The processor is used for controlling the overall operation of the computer terminal equipment so as to complete all or part of the steps of the control method of the integrated brake-by-wire system. The memory is used to store various types of data to support the operation at the computer terminal device, which data may include, for example, instructions for any application or method operating on the computer terminal device, as well as application-related data. The Memory may be implemented by any type of volatile or non-volatile Memory device or combination thereof, such as Static Random Access Memory (SRAM), Electrically Erasable Programmable Read-Only Memory (EEPROM), Erasable Programmable Read-Only Memory (EPROM), Programmable Read-Only Memory (PROM), Read-Only Memory (ROM), magnetic Memory, flash Memory, magnetic disk, or optical disk.

In an exemplary embodiment, the computer terminal Device may be implemented by one or more Application Specific 1 integrated circuits (AS 1C), a Digital Signal Processor (DSP), a Digital Signal Processing Device (DSPD), a Programmable Logic Device (PLD), a Field Programmable Gate Array (FPGA), a controller, a microcontroller, a microprocessor or other electronic components, and is configured to perform the above-mentioned control method of the integrated brake-by-wire system, and achieve the technical effects consistent with the above-mentioned method.

In another exemplary embodiment, there is also provided a storage medium comprising program instructions which, when executed by a processor, implement the steps of the control method of the integrated brake-by-wire system in any one of the above embodiments.

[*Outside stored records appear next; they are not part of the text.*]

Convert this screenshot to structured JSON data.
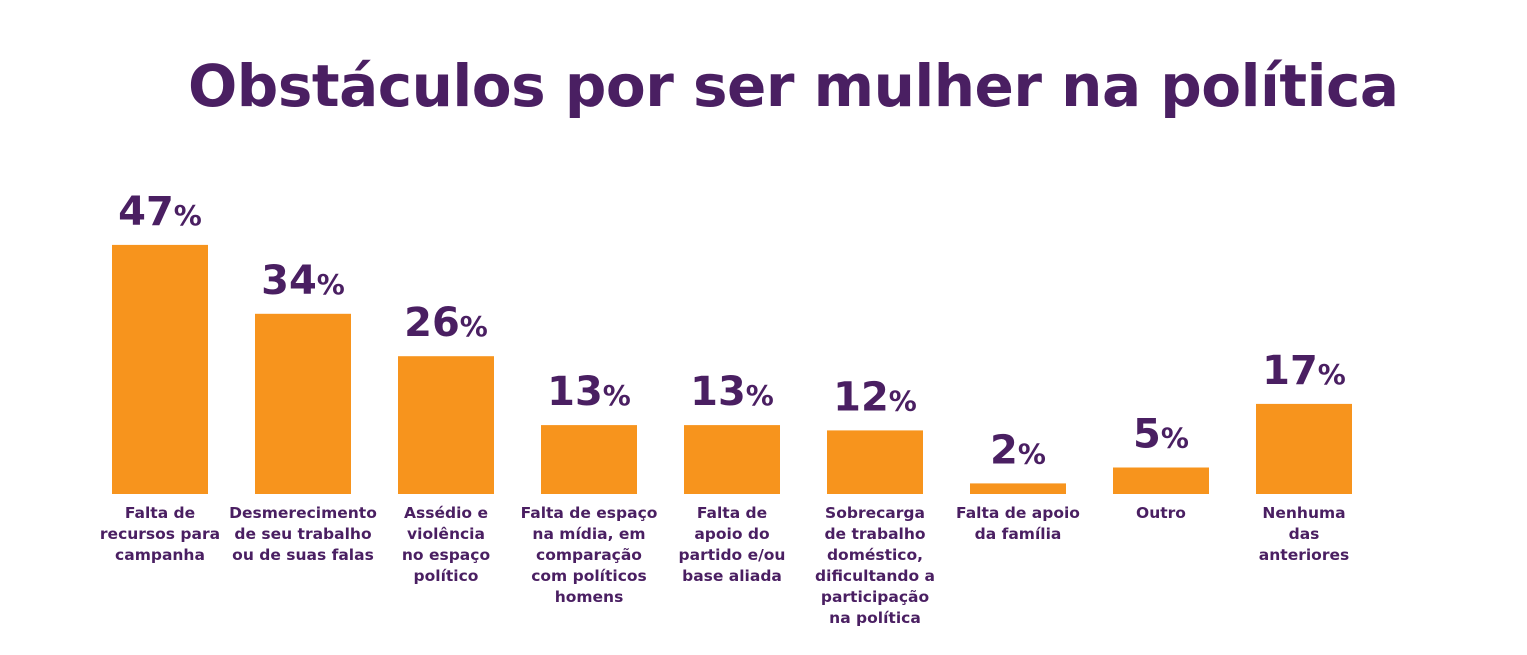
{
  "chart_data": {
    "type": "bar",
    "title": "Obstáculos por ser mulher na política",
    "xlabel": "",
    "ylabel": "",
    "ylim": [
      0,
      50
    ],
    "grid": false,
    "legend": "none",
    "value_suffix": "%",
    "categories": [
      [
        "Falta de",
        "recursos para",
        "campanha"
      ],
      [
        "Desmerecimento",
        "de seu trabalho",
        "ou de suas falas"
      ],
      [
        "Assédio e",
        "violência",
        "no espaço",
        "político"
      ],
      [
        "Falta de espaço",
        "na mídia, em",
        "comparação",
        "com políticos",
        "homens"
      ],
      [
        "Falta de",
        "apoio do",
        "partido e/ou",
        "base aliada"
      ],
      [
        "Sobrecarga",
        "de trabalho",
        "doméstico,",
        "dificultando a",
        "participação",
        "na política"
      ],
      [
        "Falta de apoio",
        "da família"
      ],
      [
        "Outro"
      ],
      [
        "Nenhuma",
        "das",
        "anteriores"
      ]
    ],
    "values": [
      47,
      34,
      26,
      13,
      13,
      12,
      2,
      5,
      17
    ],
    "bar_color": "#f7941d",
    "text_color": "#4a1f62"
  }
}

For example, the storage medium may be the memory including the program instructions, and the program instructions may be executed by the processor of the terminal to implement the control method of the integrated brake-by-wire system, and achieve the technical effects consistent with the method.

While the invention has been described in connection with what is presently considered to be the most practical and preferred embodiment, it is to be understood that the invention is not to be limited to the disclosed embodiment, but on the contrary, is intended to cover various modifications and equivalent arrangements included within the spirit and scope of the appended claims.